The Scots, however, are seen as hard headed, forthright and reliable. All of which shows that racism, even when it says positive things, is still racism.
Which brings me to my next topic.
The Lion King and English accents
I'm not alone at in noting how anyone not very nice in American movies sprouts an English accent. In Disney's The Lion King the nasty, faggy uncle in a family of American lions, is British for no reason other than his decadence. In Pocohontas all the evil Englishmen sound English and the nice ones sound like Mel Gibson. Mel is smart. He's an Aussie, but he now gives interviews as himself with an American accent. Most Americans think he is one too and Mel knows that's how they like it.
The simple fact is that America is another unrequited British love affair. The Brits think Americans like and respect them. They in turn patronize the Yanks, but have made up another race of people to love: open, friendly, polite, energetic and likely to open fire at any moment. Brits fondly imagine that they have a special relationship with America. Most Americans don't think about Britain from one decade to to the next, and have the most peculiar notions about the place. When I migrated to Britain, an American saw I had a issue of Esquire magazine and warned me in all seriousness that I should hold on to it carefully: the British didn't have nice magazines like Esquire and might be driven by lust for glossiness to steal it. Americans moan continually about the British loss of Empire; something that Brits never talk or think about as most of them weren't born when the Empire collapsed and simply want to get on with making money to become as successful as Belgium.
There is another problem. Despite their wealth, their air of sophistication and confidence, American are curiously certain that they will be snubbed by the Brits. They fear that the Brits will be smarter and more erudite than they. This is pretty rich when you compare the educational achievement of the two countries and the relative quality of the newspapers.
Thinking someone is smarter than you is bound to make you dislike them. English voices make Americans feel creepy. Whenever Americans wish to indicate high-toned prejudice, over-wordy pomposity, over-nice precision, they edge towards a British accent. For them the accent is the embodiment of closed and corseted, twisted emotions. They are right of course, about that. But emotional constipation is not the same as villainy.
I felt the same thing when I first arrived in Britain. I was billeted in a medical school and bubbled with pre-emptive loathing of the very smart people in British universities who were bound to snub me. Instead they rapidly became friends or lovers, their response conditioned by the mask of Americaness that I wore. They were disappointed to learn my parents were English. "So you're really just a Brit," said one of them glumly.

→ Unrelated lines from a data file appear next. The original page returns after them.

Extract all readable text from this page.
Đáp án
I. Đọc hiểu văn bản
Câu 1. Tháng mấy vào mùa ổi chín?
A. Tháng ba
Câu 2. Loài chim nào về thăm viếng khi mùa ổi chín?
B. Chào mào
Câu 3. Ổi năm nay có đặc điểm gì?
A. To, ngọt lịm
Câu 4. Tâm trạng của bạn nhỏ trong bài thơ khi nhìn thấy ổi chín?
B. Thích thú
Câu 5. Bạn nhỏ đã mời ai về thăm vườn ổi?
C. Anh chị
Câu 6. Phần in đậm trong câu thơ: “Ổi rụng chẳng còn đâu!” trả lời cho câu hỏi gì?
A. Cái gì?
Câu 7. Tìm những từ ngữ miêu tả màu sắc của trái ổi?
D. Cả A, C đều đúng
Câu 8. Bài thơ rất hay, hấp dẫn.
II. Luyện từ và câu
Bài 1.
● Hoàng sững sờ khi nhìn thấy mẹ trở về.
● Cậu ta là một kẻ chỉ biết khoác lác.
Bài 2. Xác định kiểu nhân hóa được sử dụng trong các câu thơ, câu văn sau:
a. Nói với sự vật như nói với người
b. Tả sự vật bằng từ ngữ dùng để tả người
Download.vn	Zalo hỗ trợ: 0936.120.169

All right, spit it out. A lot of Brits have a sexual kink for Americans. They went off me very slightly when they found out I wasn't. See what I mean about positive racism?
The British think they would love to live in America. What the Brits don't know is that there is no freedom in American life. Everything is ruled by the dollar and its logic and there is no escape. Just great movies and great manners and terrible religion to mask the imprisonment, and get people through to the end of their lives.
What Britain is now achieving is the commercial slavery of America, but with no movies, no religion except possibly Islam, and the worst, most sullen manners in the world.
And the people they love least in the world are themselves.